Incidence and significance of islet cell antibodies in women with previous gestational diabetes.

Islet cell antibodies (ICAs) are markers for patients at risk for insulin-dependent diabetes and are associated with progressive beta-cell destruction. This prospective study was performed to estimate the incidence of these antibodies in 187 women with previous gestational diabetes. With a specific protein A monoclonal antibody (MoAb) assay, the incidence of ICAs was only 1.6% (3 of 187). Oral and intravenous glucose tolerance tests were performed in these 3 women and compared with 6 women with previous gestational diabetes without ICAs and 5 control women. Glucose tolerance was impaired only in the 3 women with ICAs, who also had an increase (P less than 0.03) in fasting plasma glucose and a decrease (P less than 0.03) in early first-phase insulin response. We conclude that the more specific MoAb method indicates a lower incidence of ICA in women with a history of gestational diabetes than previously reported and that a decreased first-phase insulin response is associated with the presence of ICAs, suggesting progressive islet cell damage.

Subclinical abnormalities of glucose metabolism in subjects with previous gestational diabetes.

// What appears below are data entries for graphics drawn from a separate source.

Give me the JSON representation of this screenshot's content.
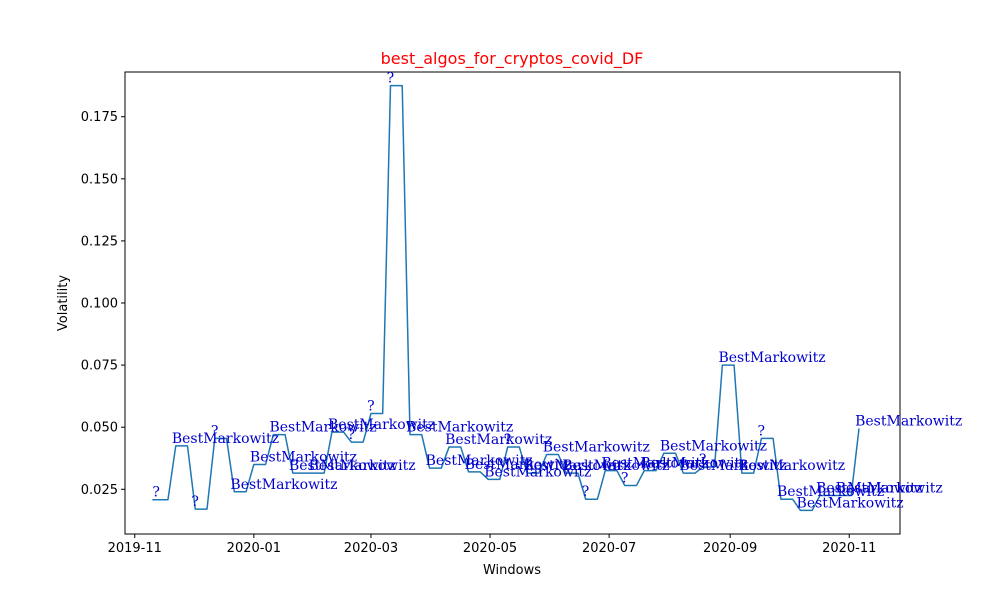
{
  "chart_data": {
    "type": "line",
    "title": "best_algos_for_cryptos_covid_DF",
    "xlabel": "Windows",
    "ylabel": "Volatility",
    "xlim": [
      "2019-10-27",
      "2020-11-27"
    ],
    "ylim": [
      0.007,
      0.193
    ],
    "x_ticks": [
      "2019-11-01",
      "2020-01-01",
      "2020-03-01",
      "2020-05-01",
      "2020-07-01",
      "2020-09-01",
      "2020-11-01"
    ],
    "x_tick_labels": [
      "2019-11",
      "2020-01",
      "2020-03",
      "2020-05",
      "2020-07",
      "2020-09",
      "2020-11"
    ],
    "y_ticks": [
      0.025,
      0.05,
      0.075,
      0.1,
      0.125,
      0.15,
      0.175
    ],
    "y_tick_labels": [
      "0.025",
      "0.050",
      "0.075",
      "0.100",
      "0.125",
      "0.150",
      "0.175"
    ],
    "grid": false,
    "series": [
      {
        "step": "post",
        "points": [
          {
            "x": "2019-11-10",
            "y": 0.0208,
            "label": "?"
          },
          {
            "x": "2019-11-20",
            "y": 0.0425,
            "label": "BestMarkowitz"
          },
          {
            "x": "2019-11-30",
            "y": 0.017,
            "label": "?"
          },
          {
            "x": "2019-12-10",
            "y": 0.0455,
            "label": "?"
          },
          {
            "x": "2019-12-20",
            "y": 0.024,
            "label": "BestMarkowitz"
          },
          {
            "x": "2019-12-30",
            "y": 0.035,
            "label": "BestMarkowitz"
          },
          {
            "x": "2020-01-09",
            "y": 0.047,
            "label": "BestMarkowitz"
          },
          {
            "x": "2020-01-19",
            "y": 0.0315,
            "label": "BestMarkowitz"
          },
          {
            "x": "2020-01-29",
            "y": 0.0315,
            "label": "BestMarkowitz"
          },
          {
            "x": "2020-02-08",
            "y": 0.048,
            "label": "BestMarkowitz"
          },
          {
            "x": "2020-02-18",
            "y": 0.044,
            "label": "?"
          },
          {
            "x": "2020-02-28",
            "y": 0.0555,
            "label": "?"
          },
          {
            "x": "2020-03-09",
            "y": 0.1875,
            "label": "?"
          },
          {
            "x": "2020-03-19",
            "y": 0.047,
            "label": "BestMarkowitz"
          },
          {
            "x": "2020-03-29",
            "y": 0.0335,
            "label": "BestMarkowitz"
          },
          {
            "x": "2020-04-08",
            "y": 0.042,
            "label": "BestMarkowitz"
          },
          {
            "x": "2020-04-18",
            "y": 0.032,
            "label": "BestMarkowitz"
          },
          {
            "x": "2020-04-28",
            "y": 0.029,
            "label": "BestMarkowitz"
          },
          {
            "x": "2020-05-08",
            "y": 0.042,
            "label": "?"
          },
          {
            "x": "2020-05-18",
            "y": 0.0315,
            "label": "BestMarkowitz"
          },
          {
            "x": "2020-05-28",
            "y": 0.039,
            "label": "BestMarkowitz"
          },
          {
            "x": "2020-06-07",
            "y": 0.0315,
            "label": "BestMarkowitz"
          },
          {
            "x": "2020-06-17",
            "y": 0.021,
            "label": "?"
          },
          {
            "x": "2020-06-27",
            "y": 0.0325,
            "label": "BestMarkowitz"
          },
          {
            "x": "2020-07-07",
            "y": 0.0265,
            "label": "?"
          },
          {
            "x": "2020-07-17",
            "y": 0.0325,
            "label": "BestMarkowitz"
          },
          {
            "x": "2020-07-27",
            "y": 0.0395,
            "label": "BestMarkowitz"
          },
          {
            "x": "2020-08-06",
            "y": 0.0315,
            "label": "BestMarkowitz"
          },
          {
            "x": "2020-08-16",
            "y": 0.034,
            "label": "?"
          },
          {
            "x": "2020-08-26",
            "y": 0.075,
            "label": "BestMarkowitz"
          },
          {
            "x": "2020-09-05",
            "y": 0.0315,
            "label": "BestMarkowitz"
          },
          {
            "x": "2020-09-15",
            "y": 0.0455,
            "label": "?"
          },
          {
            "x": "2020-09-25",
            "y": 0.021,
            "label": "BestMarkowitz"
          },
          {
            "x": "2020-10-05",
            "y": 0.0165,
            "label": "BestMarkowitz"
          },
          {
            "x": "2020-10-15",
            "y": 0.0225,
            "label": "BestMarkowitz"
          },
          {
            "x": "2020-10-25",
            "y": 0.0225,
            "label": "BestMarkowitz"
          },
          {
            "x": "2020-11-04",
            "y": 0.0495,
            "label": "BestMarkowitz"
          }
        ]
      }
    ],
    "colors": {
      "line": "#1f77b4",
      "annotation": "#0000cd",
      "title": "#ff0000",
      "axes": "#000000"
    }
  }
}
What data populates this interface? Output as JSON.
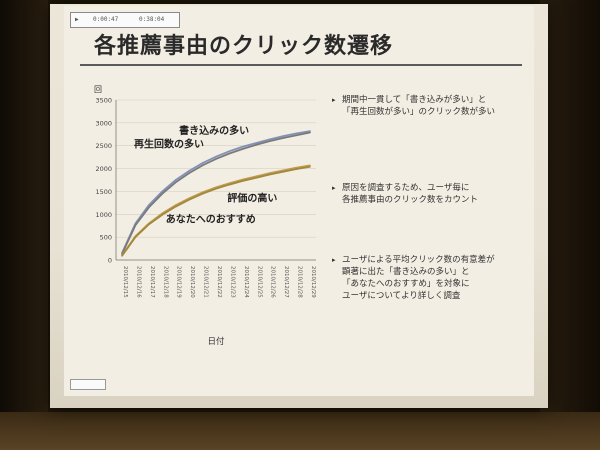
{
  "slide": {
    "title": "各推薦事由のクリック数遷移",
    "player_time_left": "0:00:47",
    "player_time_right": "0:38:04"
  },
  "bullets": [
    {
      "lines": [
        "期間中一貫して「書き込みが多い」と",
        "「再生回数が多い」のクリック数が多い"
      ]
    },
    {
      "lines": [
        "原因を調査するため、ユーザ毎に",
        "各推薦事由のクリック数をカウント"
      ]
    },
    {
      "lines": [
        "ユーザによる平均クリック数の有意差が",
        "顕著に出た「書き込みの多い」と",
        "「あなたへのおすすめ」を対象に",
        "ユーザについてより詳しく調査"
      ]
    }
  ],
  "colors": {
    "series_blue": "#8191b8",
    "series_gray": "#7a7a7a",
    "series_tan": "#c19a52",
    "series_olive": "#a08a3a"
  },
  "chart_data": {
    "type": "line",
    "ylabel": "回",
    "xlabel": "日付",
    "ylim": [
      0,
      3500
    ],
    "yticks": [
      "3500",
      "3000",
      "2500",
      "2000",
      "1500",
      "1000",
      "500",
      "0"
    ],
    "x": [
      "2010/12/15",
      "2010/12/16",
      "2010/12/17",
      "2010/12/18",
      "2010/12/19",
      "2010/12/20",
      "2010/12/21",
      "2010/12/22",
      "2010/12/23",
      "2010/12/24",
      "2010/12/25",
      "2010/12/26",
      "2010/12/27",
      "2010/12/28",
      "2010/12/29"
    ],
    "series": [
      {
        "name": "書き込みの多い",
        "color": "#8191b8",
        "values": [
          150,
          800,
          1200,
          1500,
          1750,
          1950,
          2120,
          2260,
          2380,
          2480,
          2560,
          2640,
          2710,
          2770,
          2820
        ]
      },
      {
        "name": "再生回数の多い",
        "color": "#7a7a7a",
        "values": [
          130,
          760,
          1150,
          1450,
          1700,
          1900,
          2070,
          2210,
          2330,
          2430,
          2520,
          2600,
          2670,
          2730,
          2790
        ]
      },
      {
        "name": "評価の高い",
        "color": "#c19a52",
        "values": [
          100,
          520,
          800,
          1020,
          1200,
          1350,
          1480,
          1590,
          1680,
          1760,
          1830,
          1900,
          1960,
          2020,
          2070
        ]
      },
      {
        "name": "あなたへのおすすめ",
        "color": "#a08a3a",
        "values": [
          90,
          500,
          780,
          990,
          1170,
          1320,
          1450,
          1560,
          1650,
          1730,
          1800,
          1870,
          1930,
          1990,
          2040
        ]
      }
    ],
    "annotations": [
      {
        "text": "書き込みの多い",
        "series": "書き込みの多い"
      },
      {
        "text": "再生回数の多い",
        "series": "再生回数の多い"
      },
      {
        "text": "評価の高い",
        "series": "評価の高い"
      },
      {
        "text": "あなたへのおすすめ",
        "series": "あなたへのおすすめ"
      }
    ]
  }
}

To investigate whether there are subclinical abnormalities of glucose metabolism in women with previous gestational diabetes that are consistent with a high incidence of diabetes mellitus in later life, eight patients with previous gestational diabetes and normal oral glucose tolerance were evaluated by means of body composition studies, intravenous glucose tolerance tests, and the hyperinsulinemic-euglycemic clamp coupled with 6-6 dideuterated glucose infusion, indirect calorimetry, and measurement of islet cell antibodies. Eight control subjects were matched for percent body fat and diet and studied in a similar fashion. Abnormalities of insulin response and insulin resistance were present in four (50%) of patients with previous gestational diabetes. Insulin resistance was significantly greater in the patients than in the control subjects. When compared with lean patients, obese patients with previous gestational diabetes had significantly greater insulin response to the intravenous glucose tolerance test and insulin resistance. These changes are consistent with reported findings of an early and progressive development of overt diabetes in patients who had gestational diabetes.